I needed to answer him but had no time to think. So, when a solution to my dilemma flashed into my mind, I jumped at it. It is probably better to think things out, but being young and foolish can get in the way of doing that. What did I know? Rash actions can lead to unpredictable consequences, but did I consider that? No. Not for a moment.

Okay, so what I decided to do was stupid. I know that now. But what I did was born of desperation and loneliness and not just a little bit because it was Terry Kauffman asking me, with all of his appealing looks and irrepressible charm having their affect on me. And I didn’t have time to think every little thing through to its logical end. So, I told him yes, with my fingers all but crossed.

“Terry,” I answered with my eyes looking down into my lap instead of meeting his, “I’m a little uncomfortable with this, but yes, I’ll help you. We can at least give it a try.” I tried a hesitant smile at him, lifting my eyes briefly to catch his.

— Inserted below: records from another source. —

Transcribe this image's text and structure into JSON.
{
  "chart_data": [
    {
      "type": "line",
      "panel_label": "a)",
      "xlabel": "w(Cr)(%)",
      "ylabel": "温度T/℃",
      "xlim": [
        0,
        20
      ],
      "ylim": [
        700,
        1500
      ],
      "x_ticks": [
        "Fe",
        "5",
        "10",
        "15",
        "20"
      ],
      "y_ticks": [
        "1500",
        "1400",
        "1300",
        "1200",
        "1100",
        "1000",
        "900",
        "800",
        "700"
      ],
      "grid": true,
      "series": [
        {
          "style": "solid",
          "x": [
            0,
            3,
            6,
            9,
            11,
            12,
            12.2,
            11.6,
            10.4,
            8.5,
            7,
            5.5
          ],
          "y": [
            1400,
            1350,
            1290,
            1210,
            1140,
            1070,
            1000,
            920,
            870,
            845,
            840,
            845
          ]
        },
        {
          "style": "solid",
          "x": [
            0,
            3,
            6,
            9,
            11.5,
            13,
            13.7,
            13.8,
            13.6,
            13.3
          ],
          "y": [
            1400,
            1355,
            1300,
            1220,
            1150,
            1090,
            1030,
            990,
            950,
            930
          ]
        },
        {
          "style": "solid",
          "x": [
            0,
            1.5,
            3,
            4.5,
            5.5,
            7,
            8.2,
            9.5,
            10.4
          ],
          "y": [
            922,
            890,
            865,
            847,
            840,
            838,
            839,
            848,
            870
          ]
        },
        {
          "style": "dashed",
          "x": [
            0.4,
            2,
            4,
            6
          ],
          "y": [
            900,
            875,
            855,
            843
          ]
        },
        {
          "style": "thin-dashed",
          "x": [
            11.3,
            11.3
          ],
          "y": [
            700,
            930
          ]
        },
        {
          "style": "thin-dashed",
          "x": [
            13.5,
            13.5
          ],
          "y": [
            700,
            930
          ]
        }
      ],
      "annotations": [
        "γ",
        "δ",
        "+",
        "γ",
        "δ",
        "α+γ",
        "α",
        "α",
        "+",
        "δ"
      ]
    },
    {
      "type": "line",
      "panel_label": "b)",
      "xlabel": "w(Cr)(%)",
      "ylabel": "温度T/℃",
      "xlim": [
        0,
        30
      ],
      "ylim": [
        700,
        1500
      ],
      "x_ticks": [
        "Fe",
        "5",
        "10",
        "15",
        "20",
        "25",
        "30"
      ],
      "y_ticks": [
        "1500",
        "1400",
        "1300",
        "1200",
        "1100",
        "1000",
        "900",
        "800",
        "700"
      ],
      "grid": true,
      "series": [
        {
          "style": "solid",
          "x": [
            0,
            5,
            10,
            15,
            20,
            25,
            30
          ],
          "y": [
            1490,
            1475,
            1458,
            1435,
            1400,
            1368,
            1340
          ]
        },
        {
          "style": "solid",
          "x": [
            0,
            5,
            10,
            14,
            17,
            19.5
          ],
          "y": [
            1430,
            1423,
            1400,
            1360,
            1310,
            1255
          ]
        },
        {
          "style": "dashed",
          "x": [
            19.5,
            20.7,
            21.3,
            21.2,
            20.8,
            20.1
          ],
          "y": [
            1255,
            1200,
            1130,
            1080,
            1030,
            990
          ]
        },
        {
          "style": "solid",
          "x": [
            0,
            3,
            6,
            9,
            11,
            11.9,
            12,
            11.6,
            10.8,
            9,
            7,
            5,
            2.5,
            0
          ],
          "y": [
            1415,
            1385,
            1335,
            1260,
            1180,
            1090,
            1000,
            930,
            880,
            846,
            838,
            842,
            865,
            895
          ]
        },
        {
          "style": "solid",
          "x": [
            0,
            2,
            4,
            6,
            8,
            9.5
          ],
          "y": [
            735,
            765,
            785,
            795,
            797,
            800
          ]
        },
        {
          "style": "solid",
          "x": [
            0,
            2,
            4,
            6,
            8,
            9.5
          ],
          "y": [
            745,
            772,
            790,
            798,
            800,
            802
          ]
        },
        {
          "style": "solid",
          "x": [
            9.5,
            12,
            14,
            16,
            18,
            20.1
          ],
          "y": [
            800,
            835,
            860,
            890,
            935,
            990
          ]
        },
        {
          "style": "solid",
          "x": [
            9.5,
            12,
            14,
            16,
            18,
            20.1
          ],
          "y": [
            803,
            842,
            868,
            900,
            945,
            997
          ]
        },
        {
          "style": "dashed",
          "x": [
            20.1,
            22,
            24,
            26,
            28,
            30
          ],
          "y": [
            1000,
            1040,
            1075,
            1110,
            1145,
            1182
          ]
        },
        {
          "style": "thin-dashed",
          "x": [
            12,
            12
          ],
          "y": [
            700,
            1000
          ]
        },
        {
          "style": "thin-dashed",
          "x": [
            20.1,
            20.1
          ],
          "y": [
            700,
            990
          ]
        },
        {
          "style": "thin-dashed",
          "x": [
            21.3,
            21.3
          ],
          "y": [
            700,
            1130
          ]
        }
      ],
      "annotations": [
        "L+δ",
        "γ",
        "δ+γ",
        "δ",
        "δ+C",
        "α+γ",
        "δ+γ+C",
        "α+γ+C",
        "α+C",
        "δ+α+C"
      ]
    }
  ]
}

“Hey, that’s great!” he enthused, and his smile against mine looked like a nova compared to a match. There wasn’t any hesitancy in his. He was elated. He thought for a moment, then added, “Look, it’s probably too late to get started tonight. We have to spend some time together, get to know each other. How about we meet for lunch at school tomorrow? Eat together? We can start talking then and make arrangements to meet after school, too, if you can do that. You don’t have a job, do you?”

I shook my head. He smiled again. I was getting to like that smile a lot. I’d seen it before, of course. But now it was directed at me.

“Okay, great. We’ll talk about all this tomorrow. I should be getting home now. But Tim, thanks, and I really mean it. I’m really looking forward to getting to know you. So, see you tomorrow at lunch then?”

Shyly, and I’m afraid a little reluctantly, which I hoped he didn’t detect, I nodded. He smiled back, then stood up, climbed onto his bicycle and rode it over to the path, where he turned, waved at me with his big smile still lighting his face, and rode off.

The shadows were starting to lengthen by now. There were only a few low-wattage streetlights in the park and they were flickering on. It was just beginning to get difficult to see much in the shadowy places where the trees were the densest. I stood up and grabbed my bike. My feelings were all in a muddle. I wasn’t sure what I was thinking. A conflicting mixture of feelings was surging through my head. But there were several overriding individual ones, several that wouldn’t go away.

As I rode home, staying mostly on the sidewalks because it was that time of day when drivers can’t see people on bicycles very well, the questions that were overwhelming all others were, could I really get away with totally making up an imaginary life history for myself to tell to Terry? How would I get away with it? What if I slipped up and got found out? But way in the back of my head, there was also one little thought that kept popping up. It kept poking at me, enthusiastically kept encouraging me: ‘yeah, man, do it! Don’t screw this up by chickening out.’